Sarmiento, el gran demócrata,
consideraba que la necesidad de hablar era “la primera necesidad
del hombre” y que para su “desahogo y satisfacción se ha
introducido el sistema parlamentario de dos cámaras, y comisiones
especiales, etc., etc.”
El señalamiento aparece en un contexto
jocoso, pero en todo caso subraya que la democracia es inconcebible
sin la circulación irrestricta de la palabra.

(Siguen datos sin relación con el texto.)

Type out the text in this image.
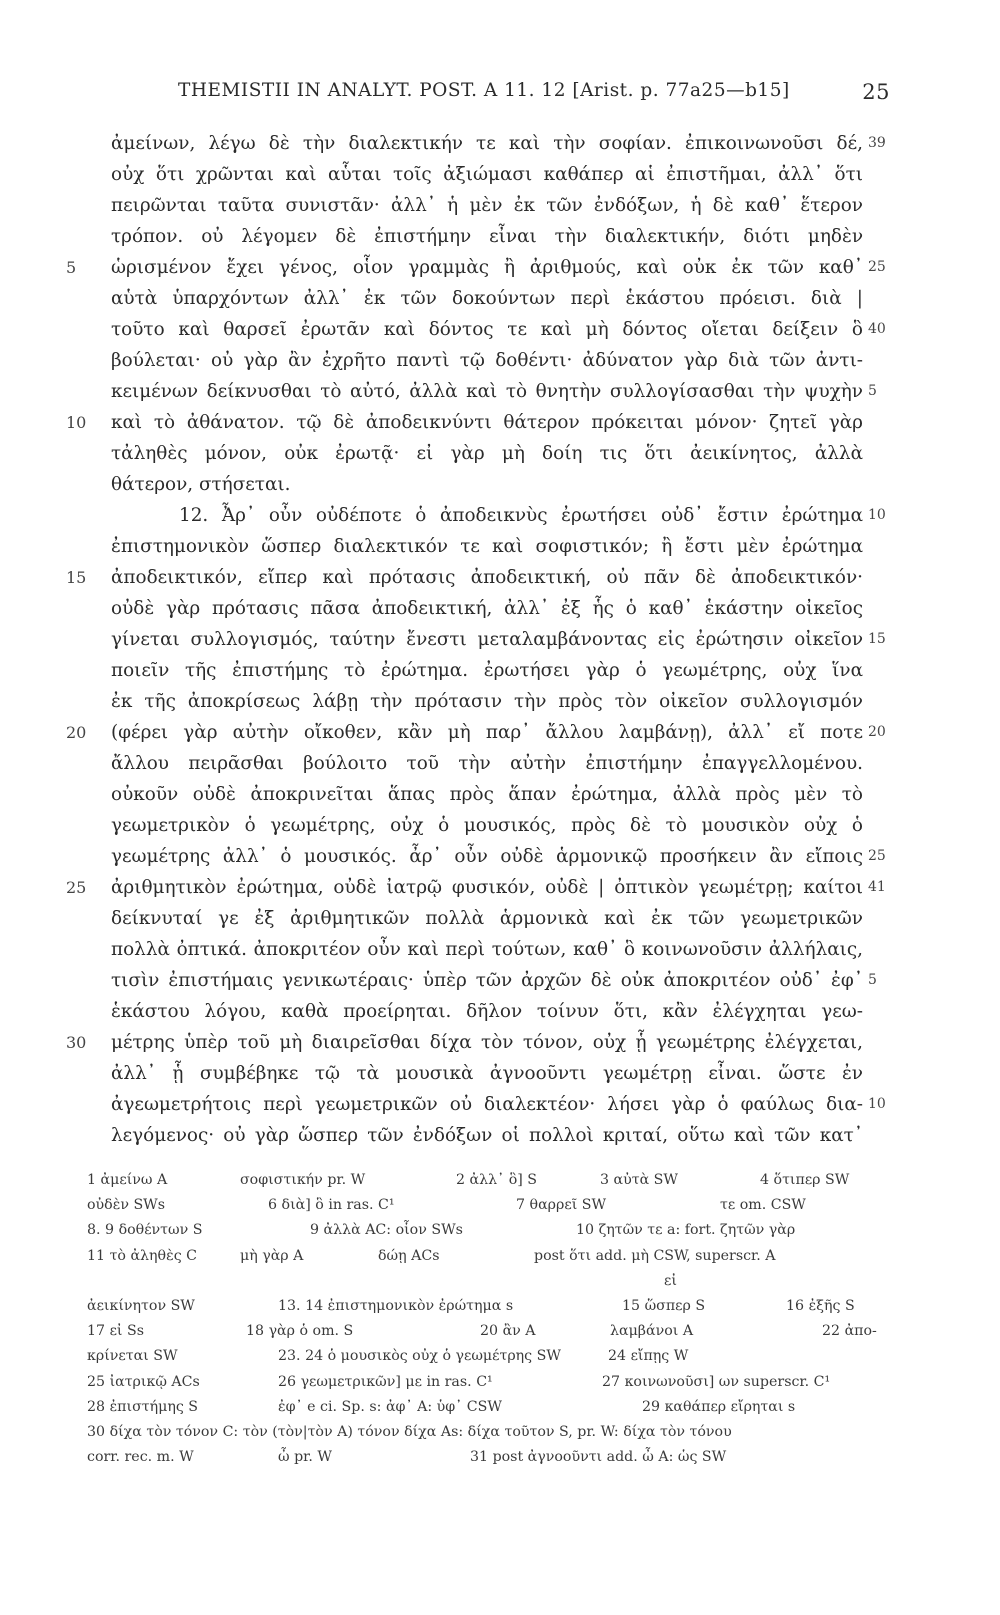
THEMISTII IN ANALYT. POST. A 11. 12 [Arist. p. 77a25—b15]	25
ἀμείνων, λέγω δὲ τὴν διαλεκτικήν τε καὶ τὴν σοφίαν. ἐπικοινωνοῦσι δέ, 39
οὐχ ὅτι χρῶνται καὶ αὗται τοῖς ἀξιώμασι καθάπερ αἱ ἐπιστῆμαι, ἀλλ᾽ ὅτι
πειρῶνται ταῦτα συνιστᾶν· ἀλλ᾽ ἡ μὲν ἐκ τῶν ἐνδόξων, ἡ δὲ καθ᾽ ἕτερον
τρόπον. οὐ λέγομεν δὲ ἐπιστήμην εἶναι τὴν διαλεκτικήν, διότι μηδὲν
5	ὡρισμένον ἔχει γένος, οἷον γραμμὰς ἢ ἀριθμούς, καὶ οὐκ ἐκ τῶν καθ᾽ 25
αὑτὰ ὑπαρχόντων ἀλλ᾽ ἐκ τῶν δοκούντων περὶ ἑκάστου πρόεισι. διὰ |
τοῦτο καὶ θαρσεῖ ἐρωτᾶν καὶ δόντος τε καὶ μὴ δόντος οἴεται δείξειν ὃ 40
βούλεται· οὐ γὰρ ἂν ἐχρῆτο παντὶ τῷ δοθέντι· ἀδύνατον γὰρ διὰ τῶν ἀντι-
κειμένων δείκνυσθαι τὸ αὐτό, ἀλλὰ καὶ τὸ θνητὴν συλλογίσασθαι τὴν ψυχὴν 5
10	καὶ τὸ ἀθάνατον. τῷ δὲ ἀποδεικνύντι θάτερον πρόκειται μόνον· ζητεῖ γὰρ
τἀληθὲς μόνον, οὐκ ἐρωτᾷ· εἰ γὰρ μὴ δοίη τις ὅτι ἀεικίνητος, ἀλλὰ
θάτερον, στήσεται.
12. Ἆρ᾽ οὖν οὐδέποτε ὁ ἀποδεικνὺς ἐρωτήσει οὐδ᾽ ἔστιν ἐρώτημα 10
ἐπιστημονικὸν ὥσπερ διαλεκτικόν τε καὶ σοφιστικόν; ἢ ἔστι μὲν ἐρώτημα
15	ἀποδεικτικόν, εἴπερ καὶ πρότασις ἀποδεικτική, οὐ πᾶν δὲ ἀποδεικτικόν·
οὐδὲ γὰρ πρότασις πᾶσα ἀποδεικτική, ἀλλ᾽ ἐξ ἧς ὁ καθ᾽ ἑκάστην οἰκεῖος
γίνεται συλλογισμός, ταύτην ἔνεστι μεταλαμβάνοντας εἰς ἐρώτησιν οἰκεῖον 15
ποιεῖν τῆς ἐπιστήμης τὸ ἐρώτημα. ἐρωτήσει γὰρ ὁ γεωμέτρης, οὐχ ἵνα
ἐκ τῆς ἀποκρίσεως λάβῃ τὴν πρότασιν τὴν πρὸς τὸν οἰκεῖον συλλογισμόν
20	(φέρει γὰρ αὐτὴν οἴκοθεν, κἂν μὴ παρ᾽ ἄλλου λαμβάνῃ), ἀλλ᾽ εἴ ποτε 20
ἄλλου πειρᾶσθαι βούλοιτο τοῦ τὴν αὐτὴν ἐπιστήμην ἐπαγγελλομένου.
οὐκοῦν οὐδὲ ἀποκρινεῖται ἅπας πρὸς ἅπαν ἐρώτημα, ἀλλὰ πρὸς μὲν τὸ
γεωμετρικὸν ὁ γεωμέτρης, οὐχ ὁ μουσικός, πρὸς δὲ τὸ μουσικὸν οὐχ ὁ
γεωμέτρης ἀλλ᾽ ὁ μουσικός. ἆρ᾽ οὖν οὐδὲ ἁρμονικῷ προσήκειν ἂν εἴποις 25
25	ἀριθμητικὸν ἐρώτημα, οὐδὲ ἰατρῷ φυσικόν, οὐδὲ | ὀπτικὸν γεωμέτρῃ; καίτοι 41
δείκνυταί γε ἐξ ἀριθμητικῶν πολλὰ ἁρμονικὰ καὶ ἐκ τῶν γεωμετρικῶν
πολλὰ ὀπτικά. ἀποκριτέον οὖν καὶ περὶ τούτων, καθ᾽ ὃ κοινωνοῦσιν ἀλλήλαις,
τισὶν ἐπιστήμαις γενικωτέραις· ὑπὲρ τῶν ἀρχῶν δὲ οὐκ ἀποκριτέον οὐδ᾽ ἐφ᾽ 5
ἑκάστου λόγου, καθὰ προείρηται. δῆλον τοίνυν ὅτι, κἂν ἐλέγχηται γεω-
30	μέτρης ὑπὲρ τοῦ μὴ διαιρεῖσθαι δίχα τὸν τόνον, οὐχ ᾗ γεωμέτρης ἐλέγχεται,
ἀλλ᾽ ᾗ συμβέβηκε τῷ τὰ μουσικὰ ἀγνοοῦντι γεωμέτρῃ εἶναι. ὥστε ἐν
ἀγεωμετρήτοις περὶ γεωμετρικῶν οὐ διαλεκτέον· λήσει γὰρ ὁ φαύλως δια- 10
λεγόμενος· οὐ γὰρ ὥσπερ τῶν ἐνδόξων οἱ πολλοὶ κριταί, οὕτω καὶ τῶν κατ᾽
1 ἀμείνω A	σοφιστικήν pr. W	2 ἀλλ᾽ ὃ] S	3 αὐτὰ SW	4 ὅτιπερ SW
οὐδὲν SWs	6 διὰ] ὃ in ras. C¹	7 θαρρεῖ SW	τε om. CSW
8. 9 δοθέντων S	9 ἀλλὰ AC: οἷον SWs	10 ζητῶν τε a: fort. ζητῶν γὰρ
11 τὸ ἀληθὲς C	μὴ γὰρ A	δώῃ ACs	post ὅτι add. μὴ CSW, superscr. A
εἰ
ἀεικίνητον SW	13. 14 ἐπιστημονικὸν ἐρώτημα s	15 ὥσπερ S	16 ἐξῆς S
17 εἰ Ss	18 γὰρ ὁ om. S	20 ἂν A	λαμβάνοι A	22 ἀπο-
κρίνεται SW	23. 24 ὁ μουσικὸς οὐχ ὁ γεωμέτρης SW	24 εἴπῃς W
25 ἰατρικῷ ACs	26 γεωμετρικῶν] με in ras. C¹	27 κοινωνοῦσι] ων superscr. C¹
28 ἐπιστήμης S	ἐφ᾽ e ci. Sp. s: ἀφ᾽ A: ὑφ᾽ CSW	29 καθάπερ εἴρηται s
30 δίχα τὸν τόνον C: τὸν (τὸν|τὸν A) τόνον δίχα As: δίχα τοῦτον S, pr. W: δίχα τὸν τόνου
corr. rec. m. W	ὦ pr. W	31 post ἀγνοοῦντι add. ὦ A: ὡς SW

Cuando un sector de la sociedad (sea
éste el proletariado, o una etnia, o una corriente de opinión, o
esa entelequia que se conoce como “la prensa libre”) es
censurada, ya sea por el contenido de sus palabras o por la textura
de sus dichos, pareciera que la democracia sufre, aunque no todos
protesten.
Por supuesto, al hablar de democracia
(y de “democratización”, ese verbo que se ha pronunciado hasta
la náusea en las últimas semanas) habría que ver de qué
democracia se está hablando: ¿la “democracia liberal”, con sus
pulcros mecanismos constitucionales para fijar los límites de la
autoridad del gobierno, o la “democracia popular”, con su
ilusorio electocratismo que, a su pesar, sólo reproducía (o
reproduce) una burocracia infinita?
La tarea de un intelectual no es
censurar palabras, ni tampoco adherirse a ellas, sino ponerlas en
perspectiva. Como Damián, yo también digo: “continuará”.